Под кроной генеалогического древа
Под кроной генеалогического древа
Роман М. Булгакова, как показывают многочисленные литературоведческие экскурсы, исключительно ассоциативен. Он обязан предшествующей литературе многими жанровыми, изобразительными и стилевыми особенностями, возникающими у автора то в порядке невольных реминисценций, то под знаком сознательного продолжения, когда прототипический текст подвергается переосмыслению, пародированию, травестийному развитию, наконец, рассматривается как черновой набросок, предварительная наметка.
За последние годы к роману подверстали весьма солидную библиографию «предтеч». При внимательном ее просмотре видно, что это не указатель источников и не терзающий диссертантов «список использованного», а перечень «литературы к вопросу», который в принципе безразмерен: мало ли какие произведения припоминались Булгакову при обдумывании и писании «Мастера и Маргариты»; в конце концов, каждый большой художник, когда пишет, держит в уме всю известную ему мировую литературу.
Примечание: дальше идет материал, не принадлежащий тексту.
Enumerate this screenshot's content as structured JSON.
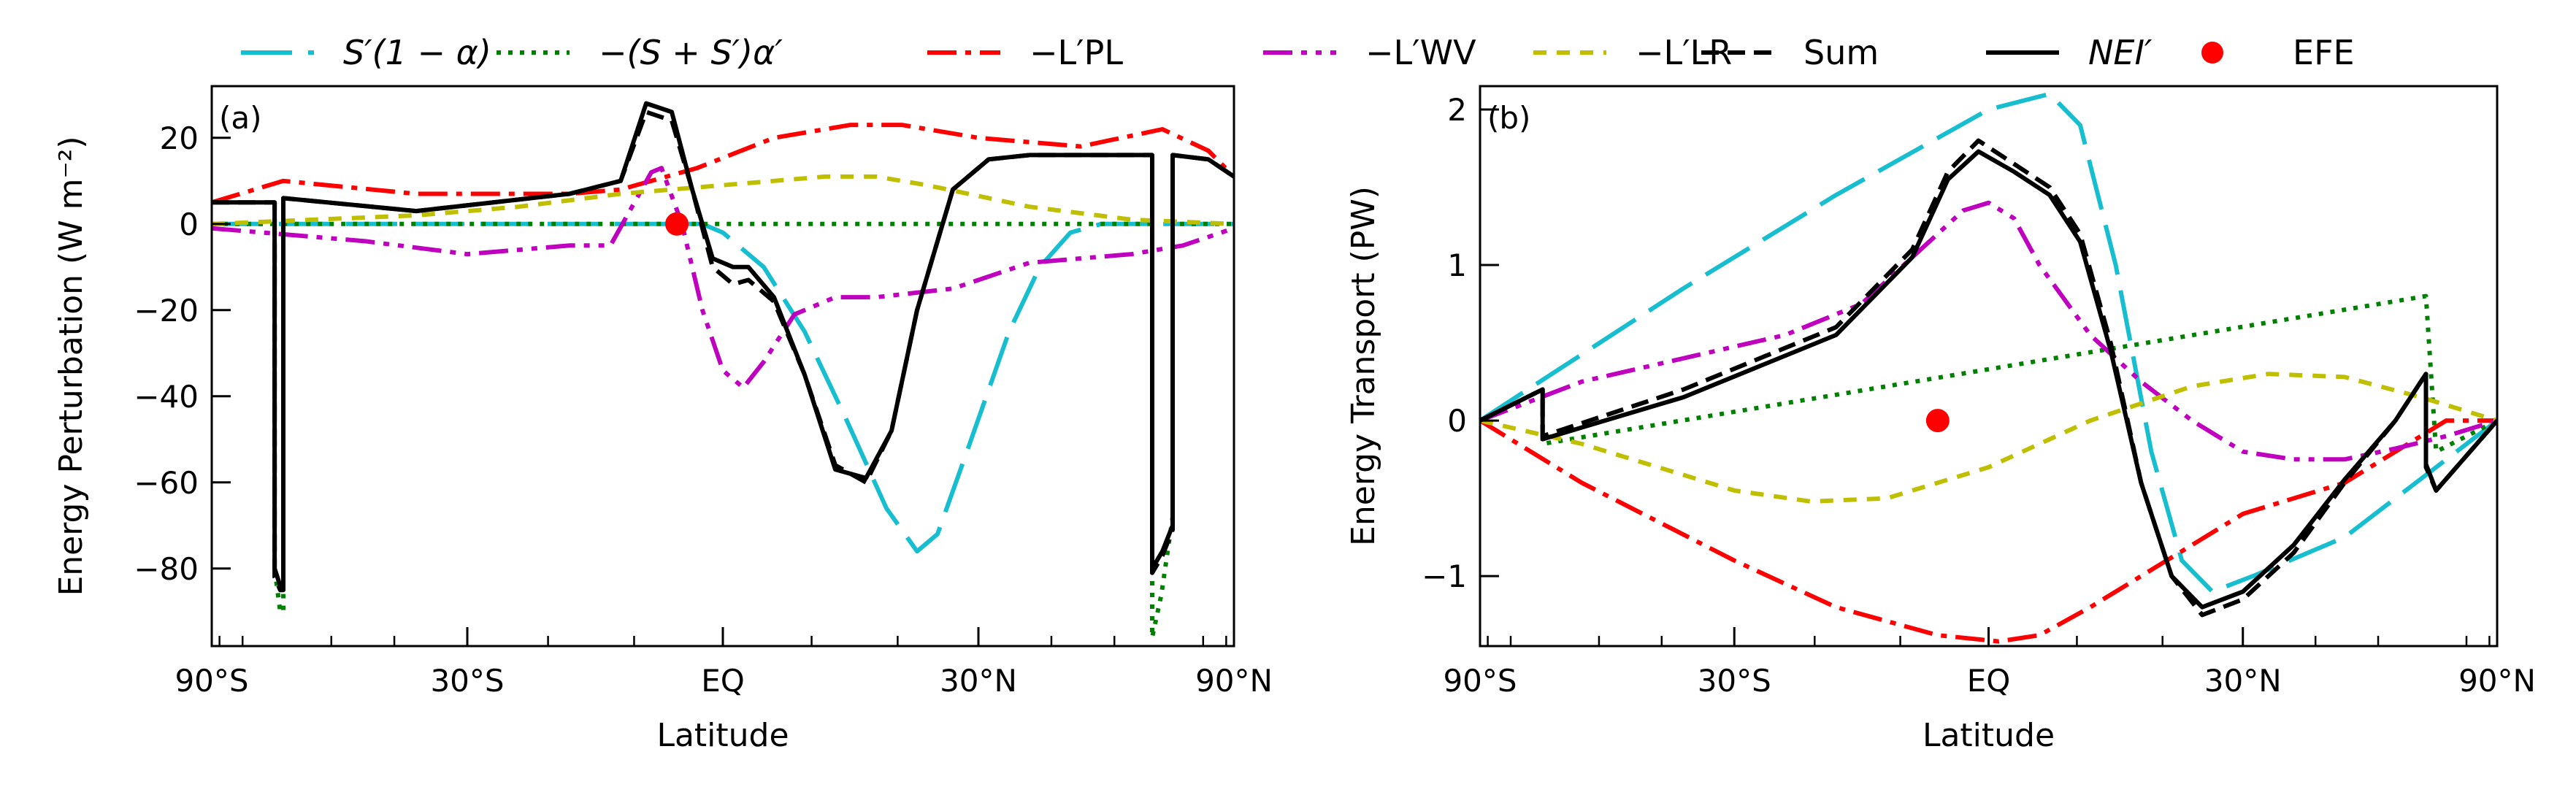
{
  "legend": [
    {
      "key": "sw",
      "label": "S′(1 − α)",
      "color": "#17BECF",
      "dash": "70,22"
    },
    {
      "key": "alb",
      "label": "−(S + S′)α′",
      "color": "#008000",
      "dash": "6,10"
    },
    {
      "key": "pl",
      "label": "−L′PL",
      "color": "#FF0000",
      "dash": "40,12,8,12"
    },
    {
      "key": "wv",
      "label": "−L′WV",
      "color": "#BF00BF",
      "dash": "40,12,8,12,8,12"
    },
    {
      "key": "lr",
      "label": "−L′LR",
      "color": "#BFBF00",
      "dash": "18,14"
    },
    {
      "key": "sum",
      "label": "Sum",
      "color": "#000000",
      "dash": "24,12"
    },
    {
      "key": "nei",
      "label": "NEI′",
      "color": "#000000",
      "dash": ""
    },
    {
      "key": "efe",
      "label": "EFE",
      "color": "#FF0000",
      "dash": "marker"
    }
  ],
  "chart_data": [
    {
      "type": "line",
      "panel_label": "(a)",
      "xlabel": "Latitude",
      "ylabel": "Energy Perturbation (W m⁻²)",
      "xlim": [
        -1.0,
        1.0
      ],
      "ylim": [
        -98,
        32
      ],
      "x_scale": "sine of latitude",
      "xticks": [
        -1.0,
        -0.5,
        0.0,
        0.5,
        1.0
      ],
      "xtick_labels": [
        "90°S",
        "30°S",
        "EQ",
        "30°N",
        "90°N"
      ],
      "yticks": [
        20,
        0,
        -20,
        -40,
        -60,
        -80
      ],
      "ytick_labels": [
        "20",
        "0",
        "−20",
        "−40",
        "−60",
        "−80"
      ],
      "efe": {
        "x": -0.09,
        "y": 0
      },
      "series": [
        {
          "key": "sw",
          "x": [
            -1.0,
            -0.6,
            -0.2,
            -0.1,
            -0.04,
            0.0,
            0.08,
            0.16,
            0.24,
            0.32,
            0.38,
            0.42,
            0.48,
            0.56,
            0.62,
            0.68,
            0.74,
            0.8,
            0.9,
            1.0
          ],
          "y": [
            0,
            0,
            0,
            0,
            0,
            -2,
            -10,
            -25,
            -45,
            -66,
            -76,
            -72,
            -52,
            -25,
            -10,
            -2,
            0,
            0,
            0,
            0
          ]
        },
        {
          "key": "alb",
          "x": [
            -1.0,
            -0.877,
            -0.877,
            -0.866,
            -0.86,
            -0.86,
            0.84,
            0.84,
            0.858,
            0.88,
            0.88,
            1.0
          ],
          "y": [
            0,
            0,
            -80,
            -90,
            -90,
            0,
            0,
            -96,
            -86,
            -68,
            0,
            0
          ]
        },
        {
          "key": "pl",
          "x": [
            -1.0,
            -0.86,
            -0.6,
            -0.3,
            -0.2,
            -0.05,
            0.1,
            0.25,
            0.35,
            0.5,
            0.7,
            0.82,
            0.86,
            0.95,
            1.0
          ],
          "y": [
            5,
            10,
            7,
            7,
            8,
            13,
            20,
            23,
            23,
            20,
            18,
            21,
            22,
            17,
            11
          ]
        },
        {
          "key": "wv",
          "x": [
            -1.0,
            -0.7,
            -0.5,
            -0.3,
            -0.22,
            -0.14,
            -0.12,
            -0.08,
            -0.04,
            0.0,
            0.04,
            0.08,
            0.14,
            0.22,
            0.3,
            0.45,
            0.6,
            0.8,
            0.9,
            1.0
          ],
          "y": [
            -1,
            -4,
            -7,
            -5,
            -5,
            12,
            13,
            0,
            -20,
            -34,
            -38,
            -32,
            -21,
            -17,
            -17,
            -15,
            -9,
            -7,
            -5,
            -1
          ]
        },
        {
          "key": "lr",
          "x": [
            -1.0,
            -0.6,
            -0.4,
            -0.2,
            0.0,
            0.2,
            0.3,
            0.4,
            0.6,
            0.8,
            1.0
          ],
          "y": [
            0,
            2,
            4,
            7,
            9,
            11,
            11,
            9,
            4,
            1,
            0
          ]
        },
        {
          "key": "sum",
          "x": [
            -1.0,
            -0.877,
            -0.877,
            -0.866,
            -0.86,
            -0.86,
            -0.6,
            -0.3,
            -0.2,
            -0.15,
            -0.1,
            -0.06,
            -0.02,
            0.02,
            0.05,
            0.1,
            0.16,
            0.22,
            0.28,
            0.33,
            0.38,
            0.45,
            0.52,
            0.6,
            0.7,
            0.8,
            0.84,
            0.84,
            0.86,
            0.88,
            0.88,
            0.95,
            1.0
          ],
          "y": [
            5,
            5,
            -82,
            -85,
            -85,
            6,
            3,
            7,
            10,
            26,
            24,
            8,
            -10,
            -14,
            -13,
            -18,
            -35,
            -56,
            -60,
            -48,
            -20,
            8,
            15,
            16,
            16,
            16,
            16,
            -81,
            -77,
            -71,
            16,
            15,
            11
          ]
        },
        {
          "key": "nei",
          "x": [
            -1.0,
            -0.877,
            -0.877,
            -0.866,
            -0.86,
            -0.86,
            -0.6,
            -0.3,
            -0.2,
            -0.15,
            -0.1,
            -0.06,
            -0.02,
            0.02,
            0.05,
            0.1,
            0.16,
            0.22,
            0.28,
            0.33,
            0.38,
            0.45,
            0.52,
            0.6,
            0.7,
            0.8,
            0.84,
            0.84,
            0.86,
            0.88,
            0.88,
            0.95,
            1.0
          ],
          "y": [
            5,
            5,
            -80,
            -84,
            -84,
            6,
            3,
            7,
            10,
            28,
            26,
            8,
            -8,
            -10,
            -10,
            -17,
            -35,
            -57,
            -59,
            -48,
            -20,
            8,
            15,
            16,
            16,
            16,
            16,
            -80,
            -76,
            -70,
            16,
            15,
            11
          ]
        }
      ]
    },
    {
      "type": "line",
      "panel_label": "(b)",
      "xlabel": "Latitude",
      "ylabel": "Energy Transport (PW)",
      "xlim": [
        -1.0,
        1.0
      ],
      "ylim": [
        -1.45,
        2.15
      ],
      "x_scale": "sine of latitude",
      "xticks": [
        -1.0,
        -0.5,
        0.0,
        0.5,
        1.0
      ],
      "xtick_labels": [
        "90°S",
        "30°S",
        "EQ",
        "30°N",
        "90°N"
      ],
      "yticks": [
        2,
        1,
        0,
        -1
      ],
      "ytick_labels": [
        "2",
        "1",
        "0",
        "−1"
      ],
      "efe": {
        "x": -0.1,
        "y": 0
      },
      "series": [
        {
          "key": "sw",
          "x": [
            -1.0,
            -0.6,
            -0.3,
            0.0,
            0.12,
            0.18,
            0.25,
            0.32,
            0.38,
            0.44,
            0.52,
            0.7,
            1.0
          ],
          "y": [
            0,
            0.85,
            1.45,
            2.0,
            2.1,
            1.9,
            1.0,
            -0.2,
            -0.9,
            -1.1,
            -1.0,
            -0.75,
            0
          ]
        },
        {
          "key": "alb",
          "x": [
            -1.0,
            -0.877,
            -0.877,
            0.86,
            0.86,
            0.88,
            1.0
          ],
          "y": [
            0,
            0.2,
            -0.15,
            0.8,
            0.8,
            -0.2,
            0
          ]
        },
        {
          "key": "pl",
          "x": [
            -1.0,
            -0.8,
            -0.5,
            -0.3,
            -0.1,
            0.02,
            0.1,
            0.2,
            0.35,
            0.5,
            0.7,
            0.85,
            0.9,
            1.0
          ],
          "y": [
            0,
            -0.4,
            -0.9,
            -1.2,
            -1.38,
            -1.42,
            -1.38,
            -1.2,
            -0.9,
            -0.6,
            -0.4,
            -0.1,
            0.0,
            0
          ]
        },
        {
          "key": "wv",
          "x": [
            -1.0,
            -0.8,
            -0.6,
            -0.4,
            -0.25,
            -0.1,
            -0.05,
            0.0,
            0.05,
            0.1,
            0.2,
            0.3,
            0.4,
            0.5,
            0.6,
            0.7,
            0.8,
            0.9,
            1.0
          ],
          "y": [
            0,
            0.25,
            0.4,
            0.55,
            0.75,
            1.2,
            1.35,
            1.4,
            1.3,
            1.0,
            0.55,
            0.25,
            0.0,
            -0.2,
            -0.25,
            -0.25,
            -0.18,
            -0.1,
            0
          ]
        },
        {
          "key": "lr",
          "x": [
            -1.0,
            -0.8,
            -0.5,
            -0.35,
            -0.2,
            0.0,
            0.2,
            0.4,
            0.55,
            0.7,
            0.85,
            1.0
          ],
          "y": [
            0,
            -0.15,
            -0.45,
            -0.52,
            -0.5,
            -0.3,
            0.0,
            0.22,
            0.3,
            0.28,
            0.15,
            0
          ]
        },
        {
          "key": "sum",
          "x": [
            -1.0,
            -0.877,
            -0.877,
            -0.6,
            -0.3,
            -0.15,
            -0.08,
            -0.02,
            0.05,
            0.12,
            0.18,
            0.24,
            0.3,
            0.36,
            0.42,
            0.5,
            0.6,
            0.7,
            0.8,
            0.86,
            0.86,
            0.88,
            1.0
          ],
          "y": [
            0,
            0.2,
            -0.1,
            0.2,
            0.6,
            1.1,
            1.6,
            1.8,
            1.65,
            1.5,
            1.2,
            0.5,
            -0.4,
            -1.0,
            -1.25,
            -1.15,
            -0.85,
            -0.4,
            0.0,
            0.3,
            -0.3,
            -0.45,
            0
          ]
        },
        {
          "key": "nei",
          "x": [
            -1.0,
            -0.877,
            -0.877,
            -0.6,
            -0.3,
            -0.15,
            -0.08,
            -0.02,
            0.05,
            0.12,
            0.18,
            0.24,
            0.3,
            0.36,
            0.42,
            0.5,
            0.6,
            0.7,
            0.8,
            0.86,
            0.86,
            0.88,
            1.0
          ],
          "y": [
            0,
            0.2,
            -0.12,
            0.15,
            0.55,
            1.05,
            1.55,
            1.73,
            1.6,
            1.45,
            1.15,
            0.45,
            -0.4,
            -1.0,
            -1.2,
            -1.1,
            -0.8,
            -0.38,
            0.0,
            0.3,
            -0.28,
            -0.45,
            0
          ]
        }
      ]
    }
  ]
}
Но, конечно, есть в этом перечне имена и творческие свершения, действительно послужившие Булгакову образцом: «Фауст» Гёте (и вообще «фаустовская» традиция), Гофман, Пушкин, Гоголь, Достоевский, отчасти Брюсов («Огненный ангел»). Заявлены в «Мастере и Маргарите» некоторые мотивы И. Бунина («Господин из Сан-Франциско») и А. Грина («Фанданго»).
Воздавая должное М. Чудаковой, И. Бэлзе, А. Фиалкокой, Б. Соколову и другим авторам, возделывающим эту ниву, отмечу, однако, что важнейшая линия булгаковской художественной эволюции не удостаивается в литературоведческой практике даже пунктира. Как уэллсовский человек-невидимка ускользает от своих преследователей, так и от исследователей бежит самый дух зеркальности, который объясняет многое и в генеалогии «Мастера…», и в его внутренней организации.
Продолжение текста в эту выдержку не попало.